Biotech strategy is translation work. Not translation between languages, but between epistemic regimes — each with its own standards of evidence, its own tolerance for uncertainty, and its own definition of success.
Four languages
A biotech strategist must be fluent in at least four languages:
- Scientific truth — what the data actually shows, with appropriate confidence intervals and caveats
- Clinical usefulness — what would change a physician's decision or a patient's outcome
- Operational feasibility — what can actually be manufactured, distributed, and administered
- Economic reality — what payers will reimburse, what prices the market will bear
These languages are not mutually translatable. A scientifically true finding may be clinically useless. A clinically useful intervention may be economically unviable. An economically attractive market may be scientifically empty.
The strategist's job
The strategist's job is not to pick one language and ignore the others. It is to hold all four in tension and make decisions that are honest about the tradeoffs.
This requires a specific kind of intellectual honesty that is rare in both science and business:
- Scientists who can acknowledge when their findings are not yet clinically actionable
- Clinicians who can acknowledge when standard of care is not evidence-based
- Business leaders who can acknowledge when market opportunity does not equal patient value
Common failure modes
Science-first blindness: Pursuing technically interesting questions with no path to clinical or commercial impact.

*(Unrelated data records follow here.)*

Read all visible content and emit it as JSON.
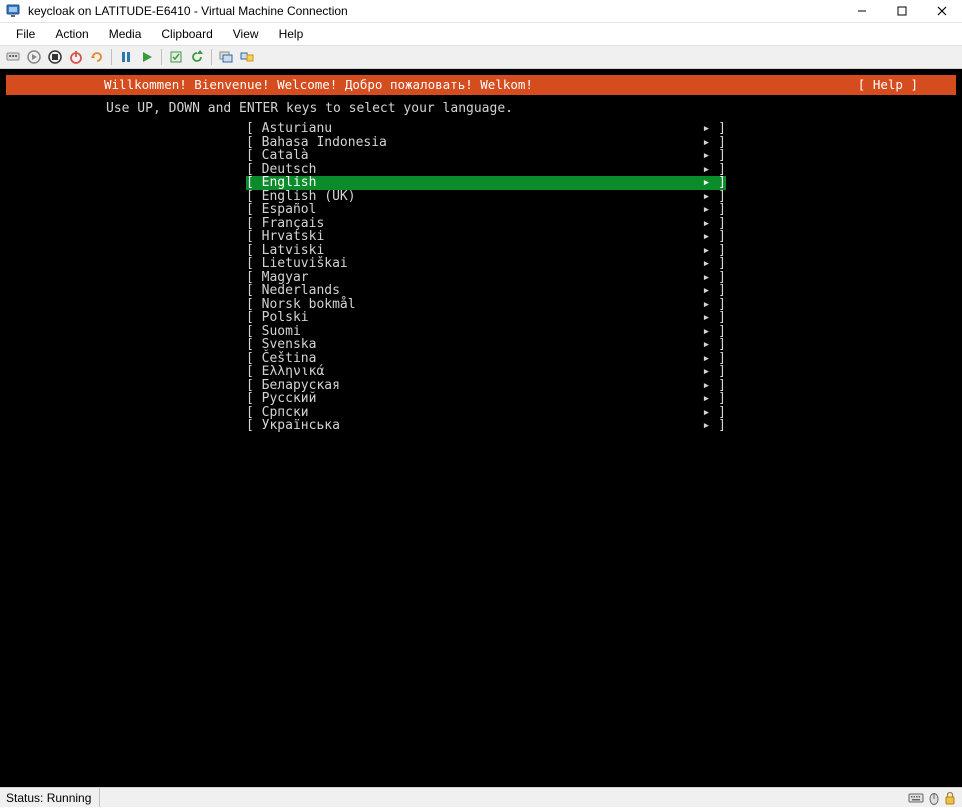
{
  "window": {
    "title": "keycloak on LATITUDE-E6410 - Virtual Machine Connection"
  },
  "menu": {
    "items": [
      "File",
      "Action",
      "Media",
      "Clipboard",
      "View",
      "Help"
    ]
  },
  "toolbar": {
    "icons": [
      "ctrl-alt-del",
      "start",
      "turnoff",
      "shutdown",
      "reset",
      "sep",
      "pause",
      "play",
      "sep",
      "checkpoint",
      "revert",
      "sep",
      "enhanced",
      "share"
    ]
  },
  "console": {
    "header_welcome": "Willkommen! Bienvenue! Welcome! Добро пожаловать! Welkom!",
    "header_help": "[ Help ]",
    "instruction": "Use UP, DOWN and ENTER keys to select your language.",
    "languages": [
      {
        "name": "Asturianu",
        "selected": false
      },
      {
        "name": "Bahasa Indonesia",
        "selected": false
      },
      {
        "name": "Català",
        "selected": false
      },
      {
        "name": "Deutsch",
        "selected": false
      },
      {
        "name": "English",
        "selected": true
      },
      {
        "name": "English (UK)",
        "selected": false
      },
      {
        "name": "Español",
        "selected": false
      },
      {
        "name": "Français",
        "selected": false
      },
      {
        "name": "Hrvatski",
        "selected": false
      },
      {
        "name": "Latviski",
        "selected": false
      },
      {
        "name": "Lietuviškai",
        "selected": false
      },
      {
        "name": "Magyar",
        "selected": false
      },
      {
        "name": "Nederlands",
        "selected": false
      },
      {
        "name": "Norsk bokmål",
        "selected": false
      },
      {
        "name": "Polski",
        "selected": false
      },
      {
        "name": "Suomi",
        "selected": false
      },
      {
        "name": "Svenska",
        "selected": false
      },
      {
        "name": "Čeština",
        "selected": false
      },
      {
        "name": "Ελληνικά",
        "selected": false
      },
      {
        "name": "Беларуская",
        "selected": false
      },
      {
        "name": "Русский",
        "selected": false
      },
      {
        "name": "Српски",
        "selected": false
      },
      {
        "name": "Українська",
        "selected": false
      }
    ]
  },
  "status": {
    "text": "Status: Running"
  },
  "colors": {
    "header_bg": "#d54c1e",
    "selected_bg": "#0a8c2b"
  }
}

Market-first blindness: Chasing large markets with scientifically weak differentiation.
Clinical-first blindness: Optimizing for physician adoption without considering whether the intervention actually improves outcomes.
Operational blindness: Designing beautiful science that cannot be manufactured at scale.
A framework for translation
Before any strategic decision, ask:
- What is the strongest scientific claim we can make honestly?
- If true, who benefits and how measurably?
- What would it take to deliver this benefit at scale?
- Who pays, and why?
If any answer is "we don't know yet," that is the most important finding — not a problem to paper over.